En mi relato intento hacer que los ojos del lector no solo lean sino que toquen. Sus ojos se mutan en manos para dar lugar al tacto, sentir el deseo. Por otra parte, quiero que sus manos calquen las de los personajes y se trasformen en ojos para visualizar escenas particulares. Es lo que se llama en psicoanálisis visión háptica o arte de producir contacto físico a través de la vista o contacto visual a través del tacto. La mirada acaricia y goza y la mano ve e imagina. Lo mismo  ocurre con lo auditivo u olfativo. Cerrando los ojos, vemos mejor con los demás sentidos gracias al concepto de «phantasme» (no tiene equivalente en español) que significa visión alucinatoria o pulsión inconsciente pero real para el paciente que realiza su deseo. El contacto pulsional (besos o caricias) es más intenso. Esto crea un fuerte vínculo entre el lector y los personajes. Diría que el lector ve la forma del texto pero toca su contenido, lo disfruta. El placer del texto es inseparable del dolor que produce.
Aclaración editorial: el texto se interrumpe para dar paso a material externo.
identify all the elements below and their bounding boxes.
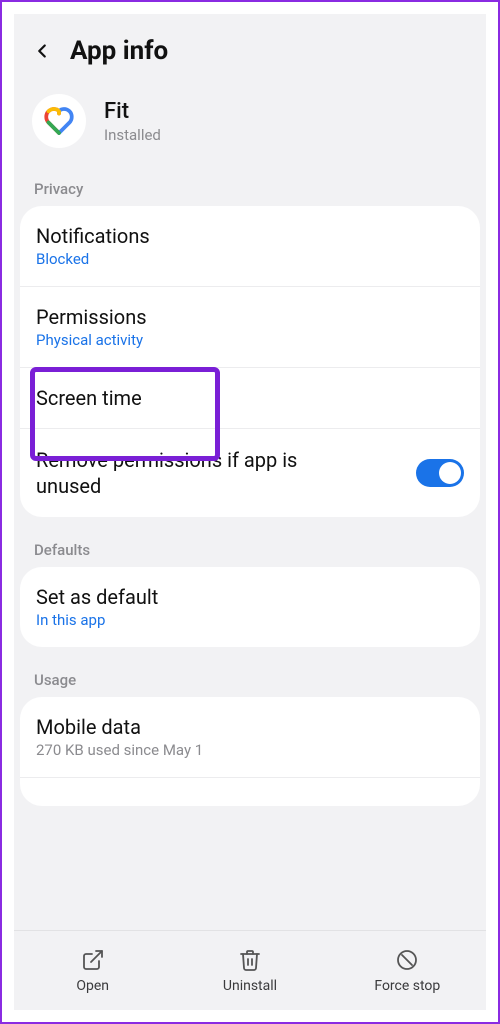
header: App info [14,14,486,80]
open-icon [81,948,105,972]
set-default-title: Set as default [36,585,464,609]
mobile-data-sub: 270 KB used since May 1 [36,741,464,759]
section-header-privacy: Privacy [14,174,486,206]
stop-icon [395,948,419,972]
back-button[interactable] [28,37,56,65]
privacy-card: Notifications Blocked Permissions Physic… [20,206,480,517]
permissions-row[interactable]: Permissions Physical activity [20,287,480,368]
permissions-sub: Physical activity [36,331,464,349]
uninstall-label: Uninstall [223,978,277,994]
app-summary: Fit Installed [14,80,486,174]
screentime-row[interactable]: Screen time [20,368,480,429]
force-stop-button[interactable]: Force stop [329,931,486,1010]
remove-permissions-row[interactable]: Remove permissions if app is unused [20,429,480,517]
app-name: Fit [104,99,161,124]
open-button[interactable]: Open [14,931,171,1010]
chevron-left-icon [31,40,53,62]
screentime-title: Screen time [36,386,464,410]
open-label: Open [76,978,109,994]
remove-permissions-toggle[interactable] [416,459,464,487]
defaults-card: Set as default In this app [20,567,480,647]
notifications-title: Notifications [36,224,464,248]
page-title: App info [70,36,168,66]
set-default-row[interactable]: Set as default In this app [20,567,480,647]
remove-permissions-title: Remove permissions if app is unused [36,447,356,499]
notifications-sub: Blocked [36,250,464,268]
app-icon [32,94,86,148]
section-header-defaults: Defaults [14,535,486,567]
truncated-row[interactable] [20,778,480,806]
mobile-data-title: Mobile data [36,715,464,739]
mobile-data-row[interactable]: Mobile data 270 KB used since May 1 [20,697,480,778]
permissions-title: Permissions [36,305,464,329]
bottom-bar: Open Uninstall Force stop [14,930,486,1010]
force-stop-label: Force stop [374,978,440,994]
uninstall-button[interactable]: Uninstall [171,931,328,1010]
app-status: Installed [104,126,161,144]
notifications-row[interactable]: Notifications Blocked [20,206,480,287]
usage-card: Mobile data 270 KB used since May 1 [20,697,480,806]
set-default-sub: In this app [36,611,464,629]
trash-icon [238,948,262,972]
google-fit-heart-icon [41,103,77,139]
section-header-usage: Usage [14,665,486,697]
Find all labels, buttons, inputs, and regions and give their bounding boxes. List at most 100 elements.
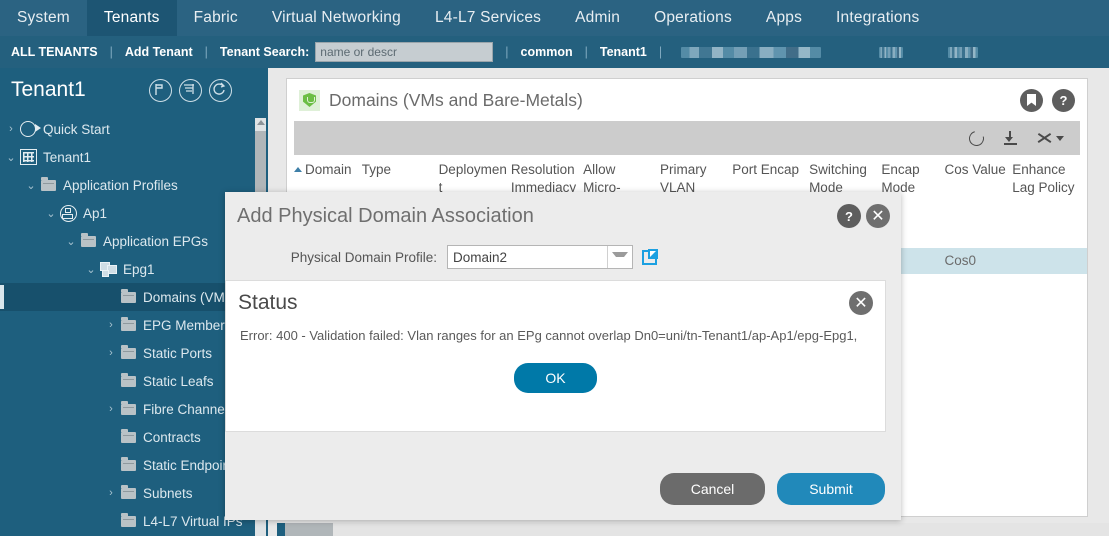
dialog-title: Add Physical Domain Association: [237, 204, 534, 227]
folder-icon: [118, 456, 138, 471]
epg-icon: [98, 262, 118, 277]
tools-icon[interactable]: [1037, 131, 1064, 145]
folder-icon: [118, 372, 138, 387]
sort-ascending-icon: [294, 167, 302, 172]
tree-item-label: Tenant1: [43, 149, 92, 165]
chevron-down-icon[interactable]: [607, 246, 632, 268]
nav-tab-label: Fabric: [193, 9, 238, 26]
sidebar-header-actions: [149, 78, 277, 102]
nav-tab-virtual-networking[interactable]: Virtual Networking: [255, 0, 418, 36]
folder-icon: [118, 316, 138, 331]
column-label: Domain: [305, 162, 352, 177]
tenant-link-tenant1[interactable]: Tenant1: [589, 45, 658, 59]
column-label: Type: [361, 162, 392, 177]
nav-tab-label: Integrations: [836, 9, 920, 26]
scroll-up-icon[interactable]: [257, 120, 265, 125]
nav-tab-label: Tenants: [103, 9, 160, 26]
collapse-all-icon[interactable]: [149, 78, 172, 102]
separator: |: [505, 45, 509, 59]
tree-item-label: Application Profiles: [63, 177, 178, 193]
help-icon[interactable]: ?: [837, 204, 861, 228]
add-tenant-link[interactable]: Add Tenant: [114, 45, 204, 59]
all-tenants-link[interactable]: ALL TENANTS: [0, 45, 109, 59]
tree-item-quick-start[interactable]: › Quick Start: [0, 115, 277, 143]
download-icon[interactable]: [1004, 131, 1017, 145]
physical-domain-profile-select[interactable]: Domain2: [447, 245, 633, 269]
ok-button[interactable]: OK: [514, 362, 597, 393]
nav-tab-operations[interactable]: Operations: [637, 0, 749, 36]
column-header-enhance-lag-policy[interactable]: Enhance Lag Policy: [1012, 161, 1080, 234]
building-icon: [18, 149, 38, 165]
chevron-right-icon[interactable]: ›: [104, 487, 118, 499]
nav-tab-system[interactable]: System: [0, 0, 87, 36]
dialog-header-actions: ? ✕: [837, 204, 890, 228]
status-dialog-header: Status ✕: [226, 281, 885, 315]
chevron-down-icon[interactable]: ⌄: [64, 235, 78, 248]
folder-icon: [118, 288, 138, 303]
scrollbar-thumb[interactable]: [285, 523, 333, 536]
add-physical-domain-association-dialog: Add Physical Domain Association ? ✕ Phys…: [225, 192, 901, 520]
folder-icon: [38, 176, 58, 191]
nav-tab-label: Admin: [575, 9, 621, 26]
chevron-down-icon[interactable]: ⌄: [24, 179, 38, 192]
nav-tab-label: L4-L7 Services: [434, 9, 542, 26]
help-icon[interactable]: ?: [1052, 88, 1075, 112]
tenant-link-common[interactable]: common: [510, 45, 584, 59]
tenant-sub-navigation: ALL TENANTS | Add Tenant | Tenant Search…: [0, 36, 1109, 68]
nav-tab-fabric[interactable]: Fabric: [177, 0, 255, 36]
scrollbar-edge: [277, 523, 285, 536]
tree-item-label: Static Ports: [143, 345, 213, 361]
nav-tab-admin[interactable]: Admin: [558, 0, 637, 36]
dialog-header: Add Physical Domain Association ? ✕: [225, 192, 901, 240]
chevron-right-icon[interactable]: ›: [104, 347, 118, 359]
redacted-tenant-link[interactable]: [681, 46, 822, 58]
column-label: Encap Mode: [881, 162, 920, 196]
horizontal-scrollbar[interactable]: [277, 523, 1109, 536]
nav-tab-integrations[interactable]: Integrations: [819, 0, 936, 36]
chevron-right-icon[interactable]: ›: [104, 319, 118, 331]
column-label: Enhance Lag Policy: [1012, 162, 1075, 196]
tree-item-label: Ap1: [83, 205, 108, 221]
chevron-right-icon[interactable]: ›: [4, 123, 18, 135]
close-icon[interactable]: ✕: [849, 291, 873, 315]
tree-item-label: Quick Start: [43, 121, 110, 137]
tree-item-tenant1[interactable]: ⌄ Tenant1: [0, 143, 277, 171]
column-header-cos-value[interactable]: Cos Value: [945, 161, 1013, 234]
redacted-tenant-link[interactable]: [948, 46, 979, 58]
page-title: Domains (VMs and Bare-Metals): [329, 89, 583, 110]
status-actions: OK: [226, 346, 885, 393]
column-label: Switching Mode: [809, 162, 867, 196]
external-link-icon[interactable]: [642, 249, 658, 265]
refresh-icon[interactable]: [966, 127, 987, 149]
nav-tab-l4-l7-services[interactable]: L4-L7 Services: [418, 0, 558, 36]
chevron-right-icon[interactable]: ›: [104, 403, 118, 415]
refresh-icon[interactable]: [209, 78, 232, 102]
chevron-down-icon[interactable]: ⌄: [4, 151, 18, 164]
bookmark-icon[interactable]: [1020, 88, 1043, 112]
tenant-search-input[interactable]: [315, 42, 494, 62]
submit-button[interactable]: Submit: [777, 473, 885, 505]
nav-tab-tenants[interactable]: Tenants: [86, 0, 177, 36]
status-dialog-title: Status: [238, 291, 298, 314]
tree-item-label: Static Endpoint: [143, 457, 234, 473]
nav-tab-apps[interactable]: Apps: [749, 0, 819, 36]
dialog-footer: Cancel Submit: [225, 458, 901, 520]
tree-item-label: Application EPGs: [103, 233, 209, 249]
tenant-search-label: Tenant Search:: [219, 45, 310, 59]
sidebar-title: Tenant1: [11, 78, 86, 101]
redacted-tenant-link[interactable]: [879, 46, 904, 58]
table-toolbar: [294, 121, 1080, 155]
navigate-icon[interactable]: [179, 78, 202, 102]
folder-icon: [78, 232, 98, 247]
column-label: Primary VLAN: [659, 162, 707, 196]
tree-item-label: EPG Members: [143, 317, 232, 333]
physical-domain-profile-row: Physical Domain Profile: Domain2: [225, 240, 901, 274]
chevron-down-icon[interactable]: ⌄: [44, 207, 58, 220]
nav-tab-label: Apps: [765, 9, 803, 26]
cancel-button[interactable]: Cancel: [660, 473, 765, 505]
chevron-down-icon[interactable]: ⌄: [84, 263, 98, 276]
close-icon[interactable]: ✕: [866, 204, 890, 228]
column-label: Resolution Immediacy: [510, 162, 577, 196]
status-error-message: Error: 400 - Validation failed: Vlan ran…: [240, 328, 858, 343]
tree-item-label: Contracts: [143, 429, 201, 445]
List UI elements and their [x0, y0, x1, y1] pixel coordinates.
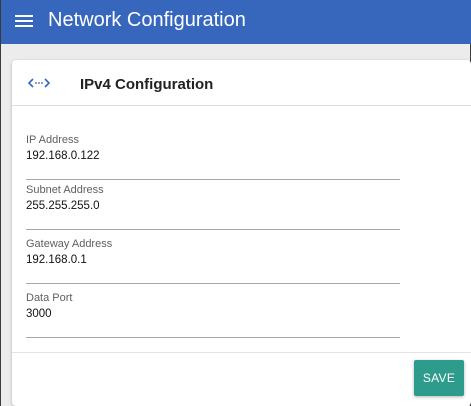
gateway-address-value[interactable]: 192.168.0.1: [26, 254, 87, 266]
save-button[interactable]: SAVE: [414, 360, 464, 396]
app-window: Network Configuration IPv4 Configuration…: [0, 0, 471, 406]
gateway-address-field[interactable]: Gateway Address 192.168.0.1: [26, 238, 400, 284]
ip-address-field[interactable]: IP Address 192.168.0.122: [26, 134, 400, 180]
data-port-value[interactable]: 3000: [26, 308, 52, 320]
card-title: IPv4 Configuration: [80, 76, 214, 93]
ipv4-configuration-card: IPv4 Configuration IP Address 192.168.0.…: [12, 60, 471, 406]
data-port-field[interactable]: Data Port 3000: [26, 292, 400, 338]
subnet-address-field[interactable]: Subnet Address 255.255.255.0: [26, 184, 400, 230]
subnet-address-value[interactable]: 255.255.255.0: [26, 200, 100, 212]
ip-address-label: IP Address: [26, 134, 79, 146]
subnet-address-label: Subnet Address: [26, 184, 104, 196]
app-bar: Network Configuration: [1, 0, 471, 44]
card-header: IPv4 Configuration: [12, 60, 471, 106]
card-footer-divider: [12, 352, 471, 353]
app-title: Network Configuration: [48, 9, 246, 31]
data-port-label: Data Port: [26, 292, 73, 304]
gateway-address-label: Gateway Address: [26, 238, 113, 250]
ip-address-value[interactable]: 192.168.0.122: [26, 150, 100, 162]
hamburger-menu-icon[interactable]: [15, 14, 33, 28]
code-brackets-icon: [28, 78, 50, 88]
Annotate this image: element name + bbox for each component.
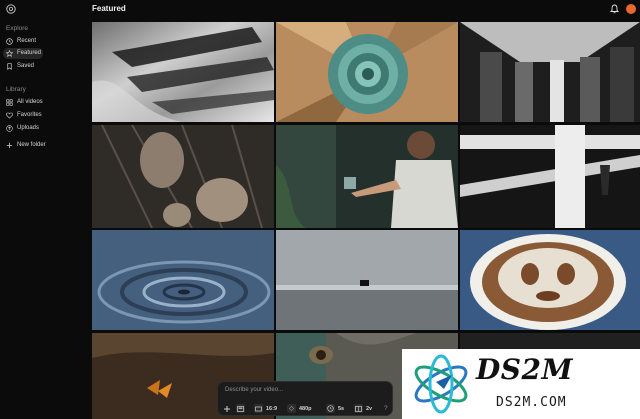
bookmark-icon — [7, 63, 12, 70]
star-icon — [6, 50, 13, 57]
explore-section-label: Explore — [6, 25, 29, 32]
prompt-input[interactable]: Describe your video... — [225, 387, 283, 393]
plus-icon — [224, 405, 230, 412]
ripples-thumbnail — [92, 230, 274, 330]
video-tile-water-ripples[interactable] — [92, 230, 274, 330]
variations-button[interactable]: 2v — [354, 403, 372, 414]
duration-value: 5s — [338, 405, 345, 412]
help-button[interactable]: ? — [384, 403, 388, 414]
video-tile-grey-leaves[interactable] — [92, 22, 274, 122]
image-icon — [236, 404, 245, 413]
sidebar-item-label: Recent — [17, 38, 37, 44]
watermark-title: DS2M — [476, 353, 573, 386]
sidebar-item-featured[interactable]: Featured — [3, 48, 43, 59]
sidebar-item-all-videos[interactable]: All videos — [3, 97, 43, 108]
library-section-label: Library — [6, 86, 26, 93]
grid-icon — [6, 99, 13, 106]
sidebar-item-uploads[interactable]: Uploads — [3, 123, 43, 134]
architecture-thumbnail — [460, 22, 640, 122]
video-tile-piano-beach[interactable] — [276, 230, 458, 330]
aspect-ratio-value: 16:9 — [266, 405, 278, 412]
video-tile-coffee-cup[interactable] — [460, 230, 640, 330]
spiral-logo-icon[interactable] — [6, 4, 16, 14]
timer-icon — [326, 404, 335, 413]
upload-icon — [6, 125, 13, 132]
video-tile-woman-glass-cube[interactable] — [276, 125, 458, 228]
new-folder-label: New folder — [17, 142, 46, 148]
woman-thumbnail — [276, 125, 458, 228]
spiral-thumbnail — [276, 22, 458, 122]
top-bar: Featured — [0, 0, 640, 19]
piano-thumbnail — [276, 230, 458, 330]
video-tile-architecture[interactable] — [460, 22, 640, 122]
prompt-bar: Describe your video... 16:9 ◇ 480p 5s 2v… — [217, 381, 393, 416]
page-title: Featured — [92, 4, 126, 13]
bell-icon[interactable] — [610, 4, 619, 14]
diamond-icon: ◇ — [287, 404, 296, 413]
plant-thumbnail — [92, 125, 274, 228]
leaves-thumbnail — [92, 27, 274, 122]
new-folder-button[interactable]: New folder — [3, 140, 53, 151]
layers-icon — [354, 404, 363, 413]
resolution-value: 480p — [299, 405, 312, 412]
variations-value: 2v — [366, 405, 373, 412]
duration-button[interactable]: 5s — [326, 403, 344, 414]
image-button[interactable] — [236, 403, 245, 414]
video-tile-white-beams[interactable] — [460, 125, 640, 228]
aspect-ratio-icon — [254, 404, 263, 413]
beams-thumbnail — [460, 125, 640, 228]
avatar[interactable] — [626, 4, 636, 14]
heart-icon — [6, 112, 13, 119]
sidebar: Explore Recent Featured Saved Library Al… — [0, 19, 90, 419]
plus-icon — [6, 142, 13, 149]
clock-icon — [6, 38, 13, 45]
sidebar-item-saved[interactable]: Saved — [3, 61, 43, 72]
add-button[interactable] — [223, 403, 231, 414]
help-icon: ? — [384, 405, 388, 412]
sidebar-item-label: All videos — [17, 99, 43, 105]
sidebar-item-recent[interactable]: Recent — [3, 36, 43, 47]
watermark-overlay: DS2M DS2M.COM — [402, 349, 640, 419]
video-tile-paper-spiral[interactable] — [276, 22, 458, 122]
atom-logo-icon — [414, 354, 468, 414]
sidebar-item-favorites[interactable]: Favorites — [3, 110, 43, 121]
sidebar-item-label: Favorites — [17, 112, 42, 118]
sidebar-item-label: Saved — [17, 63, 35, 69]
video-tile-dark-plant[interactable] — [92, 125, 274, 228]
aspect-ratio-button[interactable]: 16:9 — [254, 403, 277, 414]
resolution-button[interactable]: ◇ 480p — [287, 403, 312, 414]
coffee-thumbnail — [460, 230, 640, 330]
watermark-url: DS2M.COM — [496, 395, 567, 410]
sidebar-item-label: Uploads — [17, 125, 40, 131]
sidebar-item-label: Featured — [17, 50, 42, 56]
La protagonista de mi relato, Salma, ve con sus manos y las partes de su cuerpo porque es ciega. El único contacto que tiene del mundo, incluso cuando resuelve el enigma del crimen, es táctil y kinestésico. El lector asimila y siente el vínculo sadomasoquista  que muestra el deseo del asesino de violar y la repulsa de la víctima. No lee sino que ve, oye, olfatea y siente hápticamente cómo el asesino, en su incapacidad de reprimir sus perversiones, secuestra a su víctima para violarla y luego asesinarla.
El presente isoentrópico permite a la enunciación coincidir con el enunciado. En su simultaneidad. Como en una fotografía. Un sueño. Un paisaje fijo. Una alucinación. La realidad misma. Para Aristóteles el arte debe enfocarse en el significado interno de las cosas, ya que éste constituye la auténtica realidad. Habría que añadir: y ésta solo se concibe en presente pulsional o isoentrópico.